Because Ramsay did not introduce any estimate of probable future earnings, being *156 content to leave the matter on proof of earnings, expenses, and net profits before the defendants' unlawful acts, it is said that no damages warranting a recovery have been proved by that plaintiff. Thus we have in this same case, as it happens that two separate actions were tried and are now considered together, defendants taking the position in respect to one plaintiff that it was error to introduce evidence of estimated future earnings because it is too speculative, and the position in respect to the other plaintiff that it was fatal to a recovery not to do so. Had there been no evidence from which damages could be fixed by the jury, of course this plaintiff could not recover. But there was evidence. The financial history of the Ramsay business was in the case. Perhaps the jury was not as competent to analyze that evidence as some financial and business expert might have been, but it could draw its own reasonable conclusions from it. That is what a jury is to do anyway in arriving at the amount of damages in any case. The jury had the data before it, and was left to determine the damages from that in what may be called its raw state. Perhaps the testimony of some one competent to have estimated the business loss resulting from the defendants' acts would have helped, but it was not indispensable. See Straus v. Victor Talking Machine Co. (C. C. A.) 297 F. 791, 802, and Frey & Son v. Welch Grape Juice Co. (C. C. A.) 240 F. 114.
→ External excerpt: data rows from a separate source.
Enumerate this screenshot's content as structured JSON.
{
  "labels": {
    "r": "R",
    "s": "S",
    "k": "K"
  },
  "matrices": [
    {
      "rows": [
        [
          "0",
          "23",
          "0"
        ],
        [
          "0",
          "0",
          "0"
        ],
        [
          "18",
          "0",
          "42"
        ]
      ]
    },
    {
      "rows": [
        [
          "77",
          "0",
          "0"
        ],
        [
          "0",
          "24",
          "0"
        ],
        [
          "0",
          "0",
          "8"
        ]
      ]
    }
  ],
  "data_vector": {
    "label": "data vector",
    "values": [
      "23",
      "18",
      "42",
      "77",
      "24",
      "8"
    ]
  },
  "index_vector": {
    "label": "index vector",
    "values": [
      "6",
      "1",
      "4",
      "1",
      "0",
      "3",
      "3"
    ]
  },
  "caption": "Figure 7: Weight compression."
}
Rankin recovered as trebled damages $277,329.58, and Ramsay recovered as trebled damages $25,637.09. In the Rankin Case, an attorney's fee of $42,500 was allowed and in the Ramsay Case a fee of $7,500. Both these allowances are attacked as excessive. Testimony was introduced tending to show that $50,000 was a fair and reasonable valuation for the services rendered and the appellants introduced no evidence to the contrary, although counsel for them stated that "between $25,000 and $30,000 was the amount they should be awarded."

It is not easy to decide what is just and reasonable in a matter of this kind, and the judgment of the trial judge who considered the matter with full knowledge of the facts is not lightly to be set aside. No doubt the suggestion that the task of counsel was made easier by the government's prosecution which started in 1912 is correct. Yet a large amount of work and skill was necessary in conducting this litigation in its various phases up to the time the award of fees was made. Substantial judgments were obtained. The record before us contains 1,453 pages and shows to some extent what work was done and how it was performed before the cases came to this court. In view of all this, we can reach no other conclusion than that the trial judge acted within the bounds of sound discretion in making the allowances as he did. See Montague & Co. v. Lowry, 193 U.S. 38, 24 S. Ct. 307, 48 L. Ed. 608; and Straus v. Victor Talking Machine Co., supra, 297 F. at pages 805, 806.

The judgment in each case is affirmed.